Matrakçı Nasûh'un Hayatı ve Eserleri İle İlgili Yeni Bilgiler

12-17 Nisan 1956 tarihleri arasında toplanmış olan V. Türk Tarih Kongresine Matrakçı Nasûh'un Süleyman-namesi adı ile bir tebliğ sunmuş bulunmamıza ve Nasûh'un diğer eserleri ile ilgili daha sonraki araştırmalarımızı n sonuçlarını da 1963 yılında Matrakçı Nasûh adı ile bir kitap halinde yayınlamış olmamıza rağmen, bu defa tekrar bu konu üzerinde duruşumuzun muayyen sebepleri vardır. Her şeyden önce işaret etmeliyiz ki, adı geçen kitabımızda altısı anonim olan tam sekiz yeni yazma nüshanın, Nasûh'un eserlerine ait olduklarını kesin bir şekilde tesbit etmek ve bunların verdikleri bilgileri değerlendirmek suretiyle, onun hayatı, şahsiyeti ve eserleri hakkında tamamiyle yeni bilgiler vermiştik. İkisi de minyatürlü olan bu yazmalara dayanarak verdiğimiz yeni bilgiler, bazı meslektaşlarımızı heyecanlandırmış, bu arada Sayın Ord. Prof. Suut Kemal Yetkin, eserimizi, daha basımı bitmeden forma forma okumuşlar ve bu konudaki buluşlarımızdan ötürü, bizi tebrik etmişlerdi. Aradan bir müddet geçtikten sonra Profesör olma zamanımız gelmiş, bunun için gerekli olan ikinci yabancı dil imtihanım da kazanmıştık.
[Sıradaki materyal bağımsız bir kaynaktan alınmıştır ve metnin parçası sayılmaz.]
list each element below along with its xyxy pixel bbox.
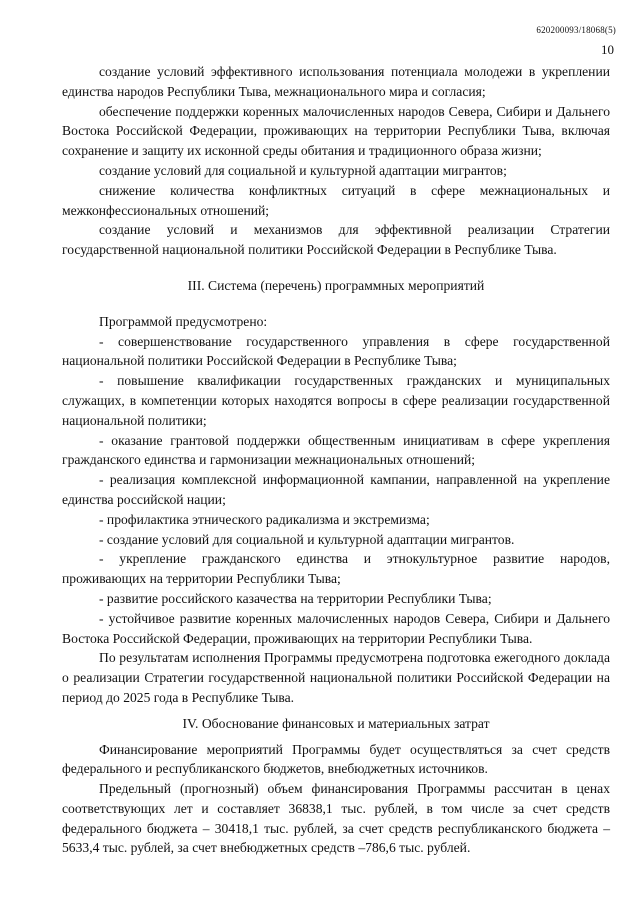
program-measure-item: - оказание грантовой поддержки общественным инициативам в сфере укрепления гражданского единства и гармонизации межнациональных отношений;: [62, 432, 610, 468]
page-number: 10: [601, 42, 614, 57]
goal-item: снижение количества конфликтных ситуаций в сфере межнациональных и межконфессиональных отношений;: [62, 182, 610, 218]
program-measure-item: - устойчивое развитие коренных малочисленных народов Севера, Сибири и Дальнего Востока Российской Федерации, проживающих на территории Республики Тыва.: [62, 610, 610, 646]
program-measure-item: - профилактика этнического радикализма и экстремизма;: [99, 511, 430, 527]
financing-paragraph: Предельный (прогнозный) объем финансирования Программы рассчитан в ценах соответствующих лет и составляет 36838,1 тыс. рублей, в том числе за счет средств федерального бюджета – 30418,1 тыс. рублей, за счет средств республиканского бюджета – 5633,4 тыс. рублей, за счет внебюджетных средств –786,6 тыс. рублей.: [62, 781, 610, 856]
section-3-heading: III. Система (перечень) программных мероприятий: [187, 277, 485, 293]
section-3-lead: Программой предусмотрено:: [99, 313, 268, 329]
document-body: [62, 62, 610, 858]
program-measure-item: - укрепление гражданского единства и этнокультурное развитие народов, проживающих на территории Республики Тыва;: [62, 551, 610, 587]
program-measure-item: - совершенствование государственного управления в сфере государственной национальной политики Российской Федерации в Республике Тыва;: [62, 333, 610, 369]
program-measure-item: - реализация комплексной информационной кампании, направленной на укрепление единства российской нации;: [62, 472, 610, 507]
program-measure-item: - развитие российского казачества на территории Республики Тыва;: [99, 590, 492, 606]
section-4-heading: IV. Обоснование финансовых и материальных затрат: [182, 715, 490, 731]
section-3-closing: По результатам исполнения Программы предусмотрена подготовка ежегодного доклада о реализации Стратегии государственной национальной политики Российской Федерации на период до 2025 года в Республике Тыва.: [62, 650, 610, 705]
goal-item: обеспечение поддержки коренных малочисленных народов Севера, Сибири и Дальнего Востока Российской Федерации, проживающих на территории Республики Тыва, включая сохранение и защиту их исконной среды обитания и традиционного образа жизни;: [62, 103, 610, 159]
financing-paragraph: Финансирование мероприятий Программы будет осуществляться за счет средств федерального и республиканского бюджетов, внебюджетных источников.: [62, 741, 610, 777]
goal-item: создание условий для социальной и культурной адаптации мигрантов;: [99, 162, 507, 178]
goal-item: создание условий эффективного использования потенциала молодежи в укреплении единства народов Республики Тыва, межнационального мира и согласия;: [62, 64, 610, 99]
goal-item: создание условий и механизмов для эффективной реализации Стратегии государственной национальной политики Российской Федерации в Республике Тыва.: [62, 222, 610, 258]
program-measure-item: - повышение квалификации государственных гражданских и муниципальных служащих, в компетенции которых находятся вопросы в сфере реализации государственной национальной политики;: [62, 373, 610, 428]
program-measure-item: - создание условий для социальной и культурной адаптации мигрантов.: [99, 531, 515, 547]
document-code: 620200093/18068(5): [536, 25, 616, 35]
Sıra yayınlarımızın incelenmesine gelmişti. Üzerinde durduğu konuda büyük ölçüde yenilikler getiren bu orijinal araştırmamızı, yönetmeliğin ilgili maddesi uyarınca "Profesörlük takdim tezi" olarak göstermiştik. Prof. Dr. Neş'et Çağatay başkanlığında, doğrudan doğruya bizim araştırma sahamızla ilgili, değil orijinal, alelâde bir çalışması bile bulunmayan iki Tarih Profesörü, Dr. Fikret Işıltan ve Dr. Adnan Erzi ile Hadis Profesörü M. Tayyib Okiç ve Sümeroloji Profesörü Dr. Kemal Balkan'dan müteşekkil ilim jürisi, adı geçen eserimizi "değersiz ve gayri ilmi" (!?)bulmuş olacak ki, Profesörlüğümüzün reddine karar vermiştir. Bu yazıyı kaleme alışımızın sebeplerinden birisi, bu vesile ile, konunun, biz ele aldığımız zamanki durumu ile bizim bu hususta ortaya koyduğumuz yenilikleri, kısaca bir defa daha, erbabının gözleri önüne sermektir.